[23] Bubur Hangat yang Telah Dingin

14.9K 1.4K 53
                                    

KELOPAK matanya menghitam dan matanya sayu. Menandakan bahwa ia tidak bisa tidur beberapa hari ini. Mulutnya terus berdzikir. Namun hatinya tetap gelisah dan merasakan sedih yang teramat dalam. Hatinya sakit untuk kali kesekian. Ia tak tahu, mengapa jalan-jalan yang dilaluinya semakin terjal. Rasanya ingin menyerah. Namun ia tak akan membiarkan kata itu menelusup di kehidupannya. Sesulit apapun.

"Astaghfirullahal 'adziim, Astaghfirullahal 'adzim. Allah... Allah."

Satu butir air mata Shareef lolos ke pipinya. Ia menyentuh pipinya, ingin menyeka air mata yang mengalir. Ia teringat perbuatannya yang tidak manusiawi kepada seseorang yang sudah ia cintai sepenuh hati.

Sebaik-baiknya laki-laki adalah ia yang berbuat baik pada istrinya.

Seharusnya sabda Rasulullah itu adalah alarm untuknya agar senantiasa memuliakan istrinya. Namun kini, ia bahkan hampir membuat nyawa istrinya melayang.

"ISTIGHFAR, LEANA! Kamu sudah melakukan hal yang diharamkan oleh Allah!"

"Aku hanya ingin engkau bahagia, Shareef!"

Mata Shareef memerah. "Demi Allah! Aku tidak akan bahagia karena mendapatkan sesuatu yang membuatku masuk neraka!" Shareef hampir-hampir ingin melayangkan tangannya ke pipi Leana. Namun hati nuraninya tidak tega. Ia ingat bahwa perasaan sayangnya terhadap perempuan yang ia nikahi itu sudah terlalu dalam.
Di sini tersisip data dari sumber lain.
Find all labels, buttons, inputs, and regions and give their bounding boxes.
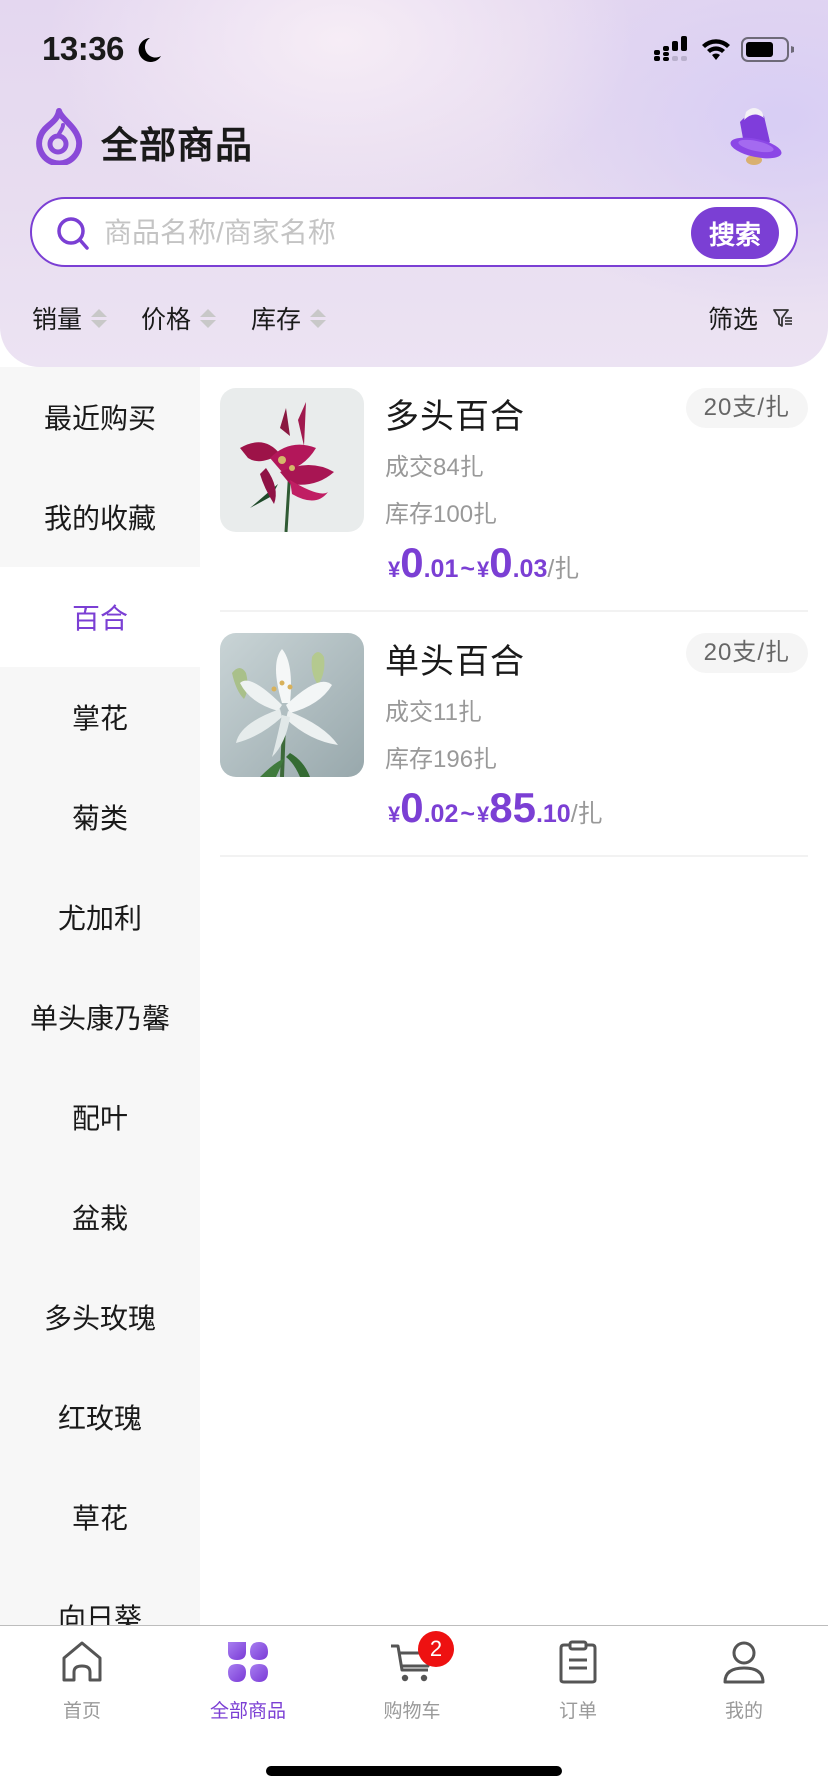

Ia kecewa atas keputusan Leana yang tidak berlandaskan pikiran yang jernih. Ia bisa saja mengerti maksud istrinya itu. Tapi kewarasannya tidak mendukung. Apalagi hal itu adalah hal yang Allah haramkan.

Shareef menghempaskan tubuhnya ke sofa. Wajahnya yang pias amat jelas menunjukkan kekecewaan yang mendalam.

"Demi Allah Leana, aku tidak ridha istriku melakukan suatu dosa," katanya.

"Kamu tidak hanya melanggar syariat, tapi kamu juga telah tidak menghormati aku sebagai suamimu."

Tubuh Leana yang masih dalam kondisi lemah bergetar hebat. Ia menangis. Ada rasa menyesal, kecewa, dan juga rasa malu yang teramat sangat.

"Sungguh, sejak kali pertama aku menyentuhmu sebagai istriku, aku sudah mewakafkan perasaanku kepadamu. Bagaimana mungkin kamu menganggap bahwa aku tidak bisa melupakan masa laluku?"

Leana tidak bisa berkata-kata. Dengan sisa tenaganya akibat kemo beberapa jam lalu, ia menyeka air matanya yang menderas.

"Demi Allah, jika ada perempuan yang ingin aku cintai hingga maut menjemputku, itu hanyalah kamu," tukas Shareef. "Lantas, bagaimana mungkin, perempuan yang kepadanya aku berharap sebagai pelengkap agamaku justru menusukku dari belakang?"

Leana semakin tak kuasa menahan sedihnya. Ia menatap suaminya yang duduk dengan ekspresi frustasi. Ia sungguh menyesal.

"Maaf... aku minta maaf, Mas."

Shareef diam. Sejak mengetahui fakta bahwa Leana diam-diam mengajukan lamaran pada Sabiya dan berniat mensabotase pernikahan gadis itu. Ia sudah sangat marah. Apalagi saat mengetahui bahwa perempuan yang jadi istrinya itu telah merencanakan hal ini sejak lama. Sejak ia didiagnosa tidak akan memiliki anak oleh dokter, karena rahimnya akan diangkat dan diprediksi bahwa tidak akan hidup lama karena kankernya telah menjalar ke organnya yang lain, Leana terus-terus berperilaku aneh. Perempuan itu sampai merencanakan berbagai macam cara. Sampai bersikeras meminta pengobatan di Bogor. Padahal di Brunei atau di Eropa pengobatannya lebih menjanjikan.

Shareef tidak habis pikir. Ia kecewa berat.

"Sungguh, aku tidak bermaksud melanggar perintah Allah. Apalagi suami yang aku cintai. Demi Allah, aku tidak akan tenang jika suamiku murka. Maafkan aku, Mas."